Though the Jewish population was small when I was growing up, Manchester seemed a Jewish city to me, so at home did we feel in it and so in tune with its energetic comic pessimism. Foremost among the pleasures of the city today is the Rusholme Curry Mile, a stretch of Asian restaurants a short walk from the university, which, if you were dropped there at night, you might take for a street in Bangladesh or Pakistan. A great city knows it is never more itself than when it can make room for what is different to itself, the corollary of which has been, in Manchester’s case, the adoption by other cultures of Mancunian modesty and sense of the ridiculous. You will hear better Jewish jokes in Manchester, as a consequence, than you will ever hear in London. And I suspect the same holds true of Bangladeshi jokes.

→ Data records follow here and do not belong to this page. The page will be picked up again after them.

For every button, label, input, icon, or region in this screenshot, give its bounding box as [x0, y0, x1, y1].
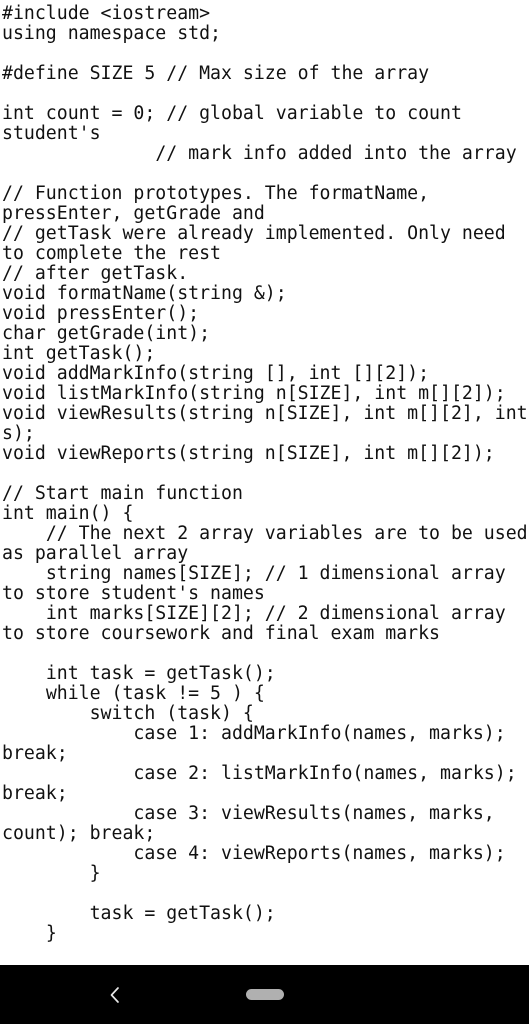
back-button[interactable]	[98, 979, 132, 1011]
home-pill-icon[interactable]	[246, 989, 284, 1000]
code-viewer[interactable]: #include <iostream> using namespace std;…	[0, 0, 529, 1024]
android-navigation-bar	[0, 965, 529, 1024]
chevron-left-icon	[107, 983, 123, 1007]
code-content: #include <iostream> using namespace std;…	[2, 3, 528, 944]
phone-screen: #include <iostream> using namespace std;…	[0, 0, 529, 1024]
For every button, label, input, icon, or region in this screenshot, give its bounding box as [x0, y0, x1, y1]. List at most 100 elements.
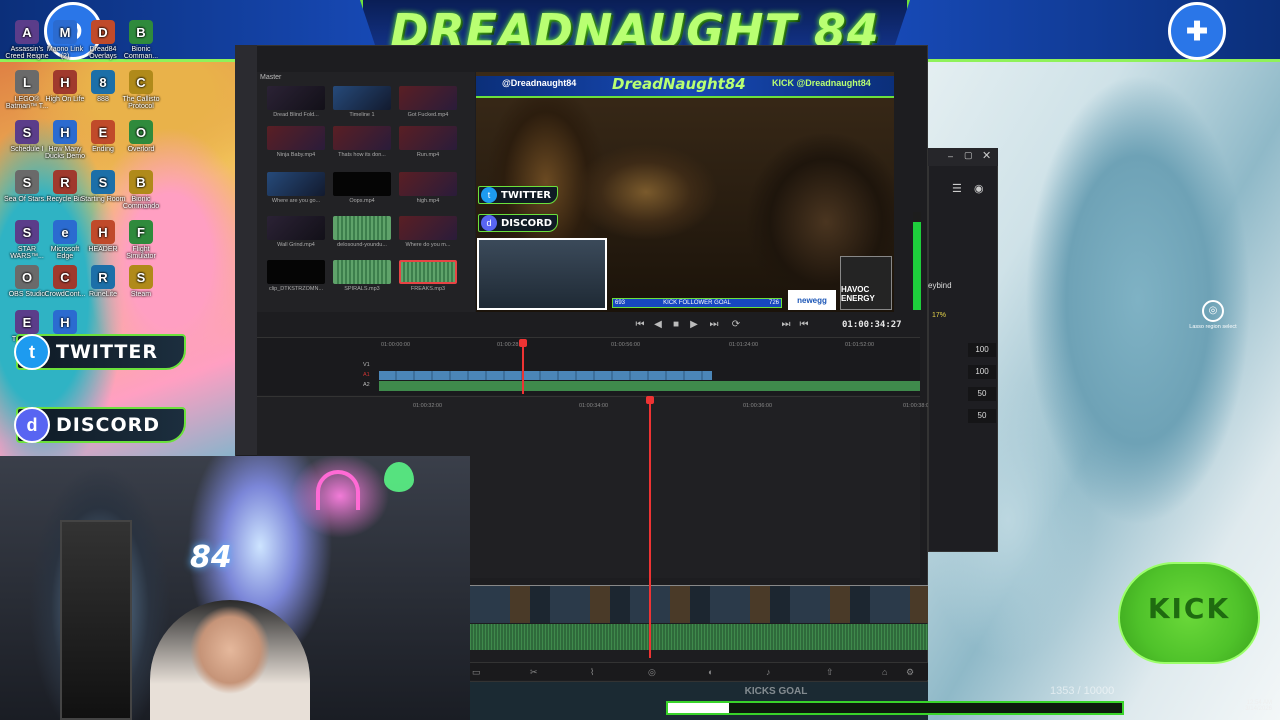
media-clip[interactable]: Oops.mp4 — [333, 172, 391, 204]
discord-ribbon: d DISCORD — [14, 407, 186, 443]
play-reverse-icon[interactable]: ◀ — [652, 319, 664, 331]
clip-name: Where are you go... — [271, 198, 321, 204]
edit-page-icon[interactable]: ⌇ — [590, 667, 594, 678]
deliver-page-icon[interactable]: ⇧ — [826, 667, 834, 678]
mixer-value[interactable]: 50 — [968, 387, 996, 401]
desktop-icon[interactable]: S Steam — [118, 265, 164, 298]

The presiding genius of the place remains, though he died in 1976, the painter L.S. Lowry, famous for his industrial landscapes, canvasses that simultaneously teem with life and express the desolation of the northerner over whom the clouds too rarely lift. It took a while for Lowry’s greatness to be recognized, so determinedly plain about his art was he, so bent on downplaying his gifts. Outside of football—which is a fiefdom of its own—it’s not done to blow your own trumpet in Manchester. People will laugh with you on buses or in shops because they take the human comedy, of which they are no less the butts than anybody else, to be universal. This is not a population of a once fabulously rich cottonopolis making the best of its decline; Manchester’s laconic mirth was always its strength. And you breathe it in on the streets still like a tonic.

Howard Jacobson’s novel The Finkler Question won the Man Booker Prize in 2010.